I don't think this is true. acquire+release is much stronger than what
you're looking for - it doesn't allow subsequent reads to move past
the write (because that would violate the acquire part). On x86, for
example, you'd need to have a locked cycle for smp_acqrel_mb().

So again, what are the guarantees you actually want? Describe those.
And then make a name.

I _think_ the guarantees you want is:
 - SMP write barrier
 - *local* read barrier for reads preceding the write.

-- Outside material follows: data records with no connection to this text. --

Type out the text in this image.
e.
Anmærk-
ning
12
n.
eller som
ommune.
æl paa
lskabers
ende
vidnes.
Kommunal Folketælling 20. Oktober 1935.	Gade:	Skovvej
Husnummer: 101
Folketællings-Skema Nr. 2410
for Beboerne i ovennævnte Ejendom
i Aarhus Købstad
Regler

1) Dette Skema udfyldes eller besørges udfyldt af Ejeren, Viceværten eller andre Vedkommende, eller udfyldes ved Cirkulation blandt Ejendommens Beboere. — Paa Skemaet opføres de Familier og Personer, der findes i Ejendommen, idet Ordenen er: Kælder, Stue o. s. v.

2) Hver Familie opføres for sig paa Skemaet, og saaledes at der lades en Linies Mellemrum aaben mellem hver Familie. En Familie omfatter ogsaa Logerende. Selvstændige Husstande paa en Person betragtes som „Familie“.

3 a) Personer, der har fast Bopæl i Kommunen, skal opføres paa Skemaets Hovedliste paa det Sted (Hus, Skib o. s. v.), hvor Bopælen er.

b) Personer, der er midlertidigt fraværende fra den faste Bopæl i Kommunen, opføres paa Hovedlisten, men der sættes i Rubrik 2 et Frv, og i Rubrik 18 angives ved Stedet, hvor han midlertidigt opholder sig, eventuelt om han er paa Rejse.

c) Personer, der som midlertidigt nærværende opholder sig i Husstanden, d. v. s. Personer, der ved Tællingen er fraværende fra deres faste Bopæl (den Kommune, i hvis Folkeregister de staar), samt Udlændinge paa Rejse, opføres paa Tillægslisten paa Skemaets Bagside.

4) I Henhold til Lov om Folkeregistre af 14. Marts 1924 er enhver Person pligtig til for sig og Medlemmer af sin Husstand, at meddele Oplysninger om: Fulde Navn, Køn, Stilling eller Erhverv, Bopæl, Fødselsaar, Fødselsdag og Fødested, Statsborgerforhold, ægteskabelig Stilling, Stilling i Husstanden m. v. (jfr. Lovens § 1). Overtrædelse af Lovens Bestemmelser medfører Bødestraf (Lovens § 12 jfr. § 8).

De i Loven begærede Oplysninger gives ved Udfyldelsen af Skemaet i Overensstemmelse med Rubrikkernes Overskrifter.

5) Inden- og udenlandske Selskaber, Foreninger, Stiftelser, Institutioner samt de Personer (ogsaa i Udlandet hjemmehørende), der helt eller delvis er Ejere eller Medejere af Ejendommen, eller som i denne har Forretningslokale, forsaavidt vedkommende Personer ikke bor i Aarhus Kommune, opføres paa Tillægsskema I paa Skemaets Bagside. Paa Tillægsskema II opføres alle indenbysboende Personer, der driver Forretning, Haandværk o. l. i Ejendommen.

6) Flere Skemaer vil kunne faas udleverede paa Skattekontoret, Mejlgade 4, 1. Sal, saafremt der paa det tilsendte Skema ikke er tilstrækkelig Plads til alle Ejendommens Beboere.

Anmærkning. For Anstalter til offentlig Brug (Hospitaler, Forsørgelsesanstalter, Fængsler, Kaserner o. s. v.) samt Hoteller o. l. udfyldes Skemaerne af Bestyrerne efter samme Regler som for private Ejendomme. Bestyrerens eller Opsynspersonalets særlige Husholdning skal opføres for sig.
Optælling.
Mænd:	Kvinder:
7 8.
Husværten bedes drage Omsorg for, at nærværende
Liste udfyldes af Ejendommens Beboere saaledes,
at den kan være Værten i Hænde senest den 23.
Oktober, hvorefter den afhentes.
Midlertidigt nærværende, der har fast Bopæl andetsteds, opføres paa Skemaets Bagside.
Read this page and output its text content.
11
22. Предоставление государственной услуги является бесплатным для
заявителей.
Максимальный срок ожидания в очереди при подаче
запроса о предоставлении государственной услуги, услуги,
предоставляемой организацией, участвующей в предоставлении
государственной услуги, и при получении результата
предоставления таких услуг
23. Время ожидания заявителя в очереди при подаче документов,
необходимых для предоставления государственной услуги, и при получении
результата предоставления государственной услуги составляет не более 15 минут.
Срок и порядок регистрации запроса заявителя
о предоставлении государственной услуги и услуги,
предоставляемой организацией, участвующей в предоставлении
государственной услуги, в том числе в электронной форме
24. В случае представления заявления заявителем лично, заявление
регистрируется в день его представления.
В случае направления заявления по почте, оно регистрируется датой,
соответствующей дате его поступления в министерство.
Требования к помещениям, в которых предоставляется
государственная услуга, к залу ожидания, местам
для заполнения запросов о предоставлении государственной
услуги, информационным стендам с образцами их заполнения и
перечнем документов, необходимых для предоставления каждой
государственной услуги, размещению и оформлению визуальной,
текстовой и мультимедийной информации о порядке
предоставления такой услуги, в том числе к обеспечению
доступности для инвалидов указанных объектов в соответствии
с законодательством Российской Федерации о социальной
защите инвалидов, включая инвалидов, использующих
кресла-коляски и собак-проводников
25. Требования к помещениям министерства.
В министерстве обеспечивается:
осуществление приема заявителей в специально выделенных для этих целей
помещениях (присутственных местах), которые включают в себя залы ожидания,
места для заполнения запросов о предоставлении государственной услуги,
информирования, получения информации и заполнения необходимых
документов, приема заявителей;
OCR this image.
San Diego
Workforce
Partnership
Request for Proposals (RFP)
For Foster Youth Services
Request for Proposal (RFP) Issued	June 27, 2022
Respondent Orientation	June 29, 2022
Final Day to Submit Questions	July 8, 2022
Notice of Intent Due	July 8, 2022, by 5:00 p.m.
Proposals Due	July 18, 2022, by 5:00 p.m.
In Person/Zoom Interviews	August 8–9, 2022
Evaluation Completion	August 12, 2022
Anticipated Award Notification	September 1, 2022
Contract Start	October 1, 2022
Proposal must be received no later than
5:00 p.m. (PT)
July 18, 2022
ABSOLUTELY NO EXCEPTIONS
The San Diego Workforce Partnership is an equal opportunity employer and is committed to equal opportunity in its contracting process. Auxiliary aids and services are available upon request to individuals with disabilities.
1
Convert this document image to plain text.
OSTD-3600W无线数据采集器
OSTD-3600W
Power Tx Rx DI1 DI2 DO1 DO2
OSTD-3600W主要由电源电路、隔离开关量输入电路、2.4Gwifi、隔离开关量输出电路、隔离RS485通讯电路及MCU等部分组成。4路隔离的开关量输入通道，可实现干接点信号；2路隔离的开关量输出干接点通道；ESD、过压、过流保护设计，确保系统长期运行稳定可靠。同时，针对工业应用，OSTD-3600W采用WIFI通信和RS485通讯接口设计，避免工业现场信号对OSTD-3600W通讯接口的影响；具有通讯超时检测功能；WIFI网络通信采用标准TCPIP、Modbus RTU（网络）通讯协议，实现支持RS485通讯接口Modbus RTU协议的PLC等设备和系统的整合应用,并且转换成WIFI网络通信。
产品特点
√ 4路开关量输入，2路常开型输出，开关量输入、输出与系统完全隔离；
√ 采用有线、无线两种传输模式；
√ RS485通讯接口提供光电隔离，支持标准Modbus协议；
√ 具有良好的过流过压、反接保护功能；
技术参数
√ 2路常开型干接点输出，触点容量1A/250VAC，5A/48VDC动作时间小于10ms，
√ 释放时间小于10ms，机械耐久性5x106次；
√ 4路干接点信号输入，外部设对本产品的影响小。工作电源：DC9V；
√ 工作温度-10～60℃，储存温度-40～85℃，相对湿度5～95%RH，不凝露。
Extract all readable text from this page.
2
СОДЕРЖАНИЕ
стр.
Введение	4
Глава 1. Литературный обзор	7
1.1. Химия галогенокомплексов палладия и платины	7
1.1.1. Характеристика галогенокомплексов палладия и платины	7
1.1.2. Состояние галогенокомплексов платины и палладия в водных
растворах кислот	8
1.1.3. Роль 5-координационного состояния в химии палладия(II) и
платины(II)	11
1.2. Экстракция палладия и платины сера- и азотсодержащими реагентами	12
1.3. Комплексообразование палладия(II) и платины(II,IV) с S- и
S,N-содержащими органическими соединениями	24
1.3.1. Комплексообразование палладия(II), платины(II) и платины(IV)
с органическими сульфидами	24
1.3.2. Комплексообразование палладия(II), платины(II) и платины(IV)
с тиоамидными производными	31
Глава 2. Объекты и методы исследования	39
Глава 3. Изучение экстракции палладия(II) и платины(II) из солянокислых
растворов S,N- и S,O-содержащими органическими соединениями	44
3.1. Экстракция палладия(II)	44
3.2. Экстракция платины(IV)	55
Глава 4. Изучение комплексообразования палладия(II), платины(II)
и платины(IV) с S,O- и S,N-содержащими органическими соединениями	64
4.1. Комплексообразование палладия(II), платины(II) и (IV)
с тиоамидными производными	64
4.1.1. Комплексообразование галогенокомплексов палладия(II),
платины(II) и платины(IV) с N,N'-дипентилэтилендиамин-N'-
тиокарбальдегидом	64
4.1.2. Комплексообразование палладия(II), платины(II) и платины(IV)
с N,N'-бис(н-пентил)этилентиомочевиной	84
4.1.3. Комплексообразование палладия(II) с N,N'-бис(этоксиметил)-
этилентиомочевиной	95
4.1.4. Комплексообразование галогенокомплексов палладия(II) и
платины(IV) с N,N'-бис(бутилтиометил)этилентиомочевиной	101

but the problem is that the "preceding reads" part is really
specifically about the write that you had. The barrier should really
be attached to the *particular* write operation, it cannot be a
standalone barrier.

So it would *kind* of act like a "smp_wmb() + smp_rmb()", but the
problem is that a "smp_rmb()" doesn't really "attach" to the preceding
write.

This is analogous to a "acquire" operation: you cannot make an
"acquire" barrier, because it's not a barrier *between* two ops, it's
associated with one particular op.

So what I *think* you actually really really want is a "store with
release consistency, followed by a write barrier".

In TSO, afaik all stores have release consistency, and all writes are
ordered, which is why this is a no-op in TSO. And x86 also has that
"all stores have release consistency, and all writes are ordered"
model, even if TSO doesn't really describe the x86 model.

But on ARM64, for example, I think you'd really want the store itself
to be done with "stlr" (store with release), and then follow up with a
"dsb st" after that.

And notice how that requires you to mark the store itself. There is no
actual barrier *after* the store that does the optimized model.

Of course, it's entirely possible that it's not worth worrying about
this on ARM64, and that just doing it as a "normal store followed by a
full memory barrier" is good enough. But at least in *theory* a
microarchitecture might make it much cheaper to do a "store with
release consistency" followed by "write barrier".

Anyway, having talked exhaustively about exactly what semantics you
are after, I *think* the best model would be to just have a

  #define smp_store_with_release_semantics(x, y) ...

and use that *and* a "smp_wmb()" for this (possibly a special
"smp_wmb_after_release()" if that allows people to avoid double
barriers). On x86 (and TSO systems), the
smp_store_with_release_semantics() would be just a regular store, and
the smp_wmb() is obviously a no-op. Other platforms would end up doing
other things.

Hmm?

         Linus